Husbandry:  Volume 2

Episode 2-Attack of the Acorns

Rat.  Tat.  Rat-a-tat.  Rat-a-tat-a-tat.  Down come the acorns.  Falling 60 feet from the oaks towering over the house.  Ping!  Ping!  Ping, as the oaken pellets smash into the metal table on our deck.  With each acorn hit, the dog shakes in fear not knowing when the next volley of attacking acorns will happen.  He quivers on the floor on Virginia’s side of the bed.  Whack!  Whack!  Whack! On the roof over our bedroom the assault continues and poor Cyrus dives under the bed.  I coax him out with a trazadone embedded in peanut butter and place him gently in his bed. 

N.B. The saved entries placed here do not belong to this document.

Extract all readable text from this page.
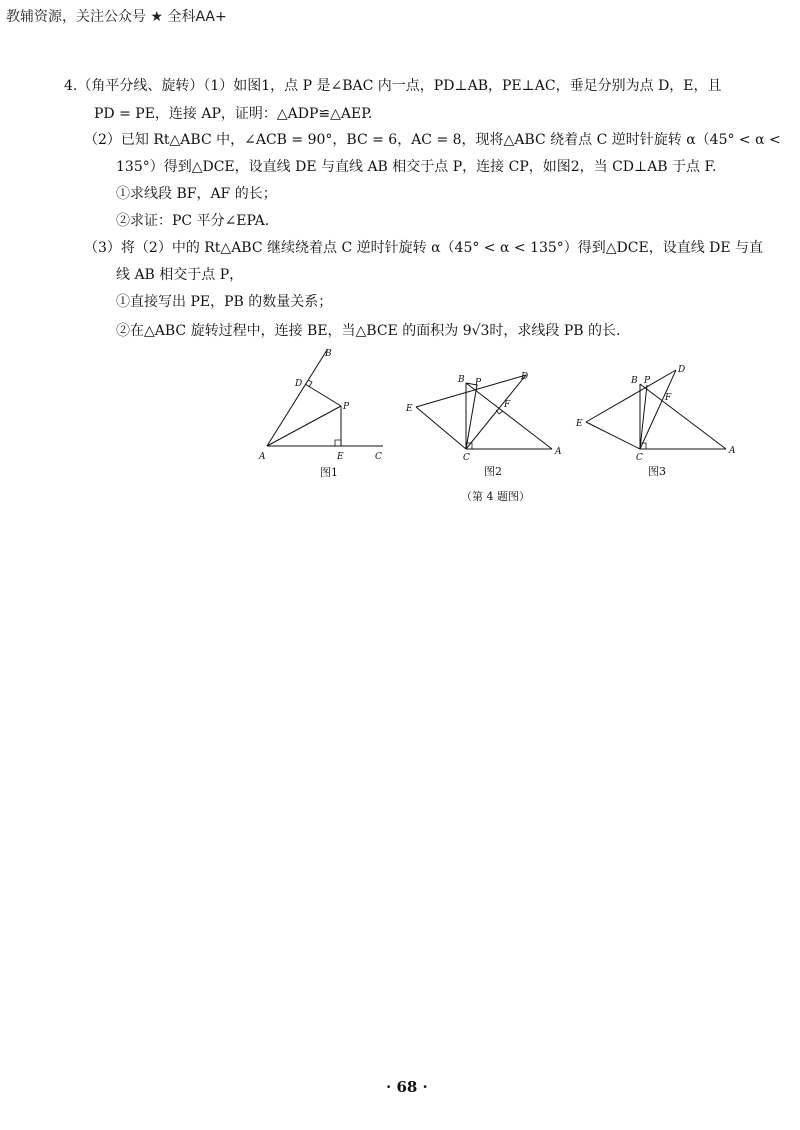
教辅资源，关注公众号 ★ 全科AA+
4.（角平分线、旋转）（1）如图1，点 P 是∠BAC 内一点，PD⊥AB，PE⊥AC，垂足分别为点 D，E，且
PD = PE，连接 AP，证明：△ADP≌△AEP.
（2）已知 Rt△ABC 中，∠ACB = 90°，BC = 6，AC = 8，现将△ABC 绕着点 C 逆时针旋转 α（45° < α <
135°）得到△DCE，设直线 DE 与直线 AB 相交于点 P，连接 CP，如图2，当 CD⊥AB 于点 F.
①求线段 BF，AF 的长；
②求证：PC 平分∠EPA.
（3）将（2）中的 Rt△ABC 继续绕着点 C 逆时针旋转 α（45° < α < 135°）得到△DCE，设直线 DE 与直
线 AB 相交于点 P，
①直接写出 PE，PB 的数量关系；
②在△ABC 旋转过程中，连接 BE，当△BCE 的面积为 9√3时，求线段 PB 的长.
B
D
P
A	E	C
图1
B P
D
F
E
C
A
图2
B P
D
F
E
C
A
图3
（第 4 题图）
· 68 ·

Rat.  Tat.  Rat-a-tat.  The onslaught continues.  Cyrus crawls trembling out of his bed and leaps onto the bed next to me and goes to sleep.

This is fall in Corvallis.  Acorns falling, rain moving in, temperature dropping, leaves turning color, dogs snuggling in for a long winter’s nap.

This year’s crop of acorns is bountiful.  The squirrels are busy burying acorns in the flower pots on the deck.  They are fat and happy.  They will have a vast treasure-trove of nutty nutritiousness to last them through the long, cold, wet winter of the Pacific Northwest.

Cyrus, I should mention, is a little dog.  13 pounds or so.  Part chihuahua.  Part Jack Russel.  Part who knows?  This is a dog with attitude.  Mostly a bad attitude.  Despite my years of diligent training.  He is fearless when it comes to attacking school buses, garbage trucks, any truck pulling a trailer.  He rushes to the end of his leash as if he would attack dogs 5 times his size.  Hackles raised.  His slightly too-long neck straining forward to get to the passive golden retriever across the street.  He sounds fierce.  But terrified of falling acorns to the extent he needs to be medicated.  Why is that we have dogs?